Ben Carson Once Did Research On 17-Week Aborted Fetal Tissue

He has since slammed Planned Parenthood over its link to the same research.
GOP presidential candidate Ben Carson was involved with research on fetal tissue.

GOP presidential candidate Ben Carson was involved with research on fetal tissue.

Credit: Joe Raedle/Getty Images

WASHINGTON -- Famed neurosurgeon Ben Carson says that most medical research can be conducted without using fetal tissue, which has been in the news recently after a series of secretly taped but edited videos showed Planned Parenthood officials discussing how to legally provide aborted tissue to researchers. He has called the benefits of such research "over promised," and has said the videos have made him wonder "how far we have drifted in terms of our humanity."

But according to Dr. Jen Gunter, an OB-GYN and pain medicine physician, the Republican presidential candidate published a study with three other colleagues in 1992 that described using “human choroid plexus ependyma and nasal mucosa from two fetuses aborted in the ninth and 17th week of gestation.”

She wrote on her blog:

As a neurosurgeon Dr. Ben Carson knows full well that fetal tissue is essential for medical research. His discipline would have a hard time being [where] it is today without that kind of work. What is even more egregious than dismissing the multitude of researchers whose work allowed him to become a neurosurgeon is the hypocrisy of actually having done that research himself while spouting off about its supposed worthlessness.

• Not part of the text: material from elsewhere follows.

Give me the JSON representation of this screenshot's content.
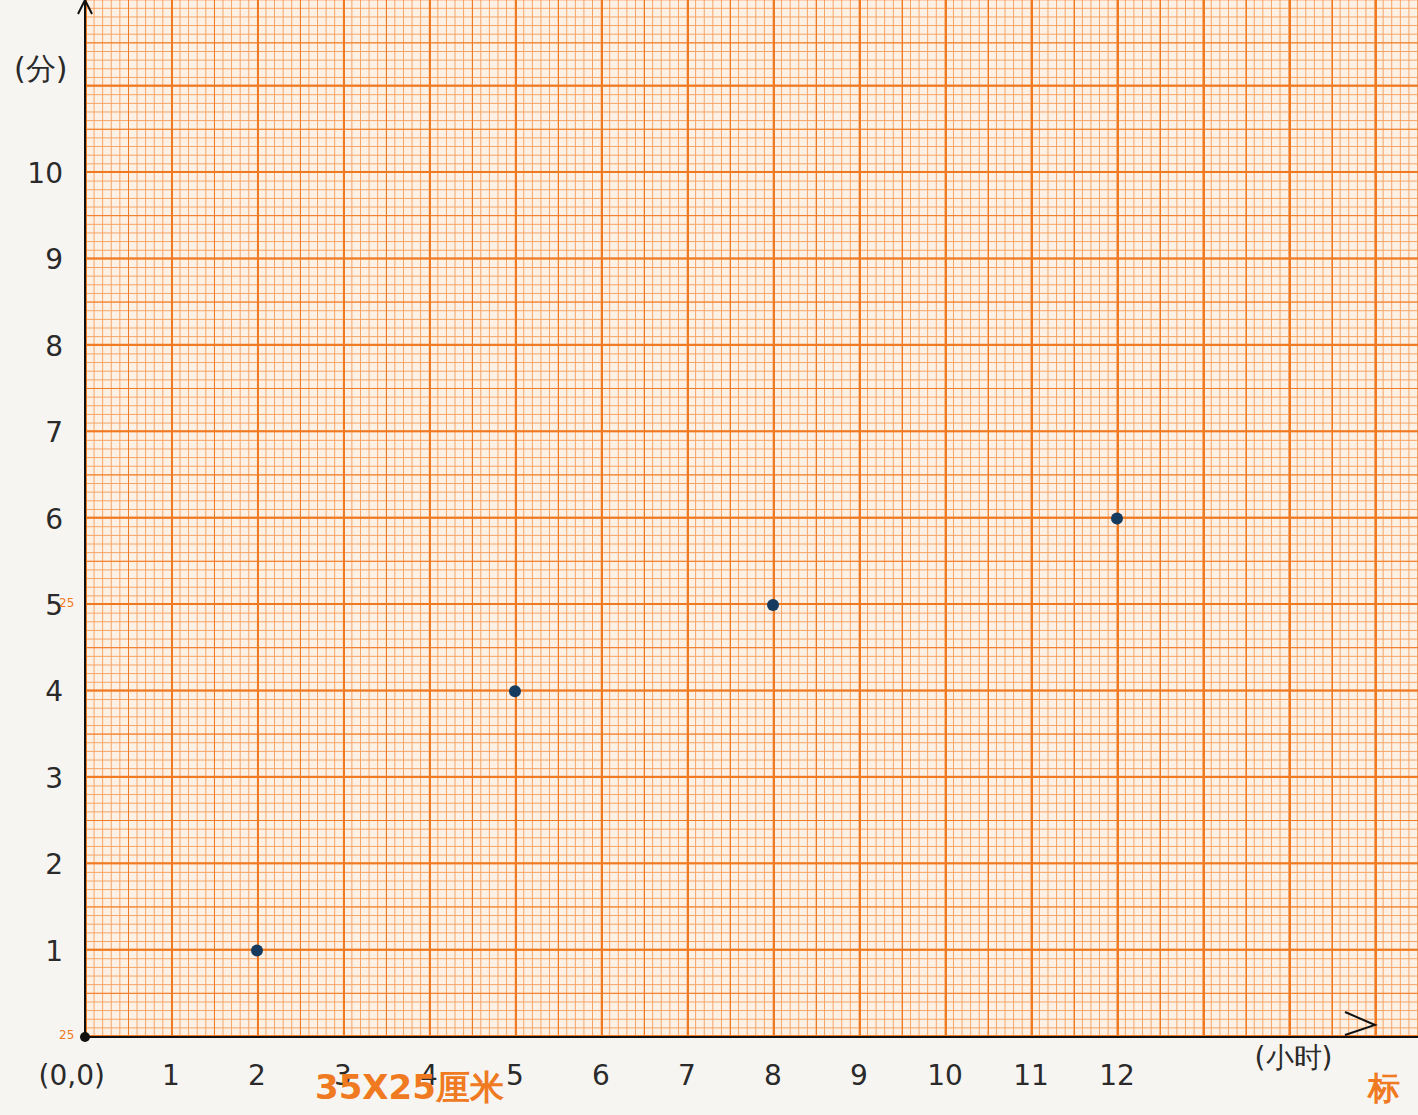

Fetal tissue has been used for a variety of purposes, including research on an Ebola vaccine, blindness and HIV.

Last month, Carson railed against Planned Parenthood and pro-choice advocates by describing a fetus in the 17th week of gestation.

“At 17 weeks, you’ve got a nice little nose and little fingers and hands and the heart’s beating," he said on Fox News. "It can respond to environmental stimulus. How can you believe that that’s just an irrelevant mass of cells? That’s what they want you to believe, when in fact it is a human being.”

Carson defended his research to The Washington Post on Thursday:

"You have to look at the intent," Carson said before beginning a campaign swing through New Hampshire. "To willfully ignore evidence that you have for some ideological reason is wrong. If you’re killing babies and taking the tissue, that’s a very different thing than taking a dead specimen and keeping a record of it."

Like nearly all of his rivals for the GOP presidential nomination, Carson supports defunding Planned Parenthood. He currently ranks second among likely Republican primary voters in Iowa, according to a CNN poll released earlier this week.

This article has been updated to include Carson's response and more information about Gunter's blog post.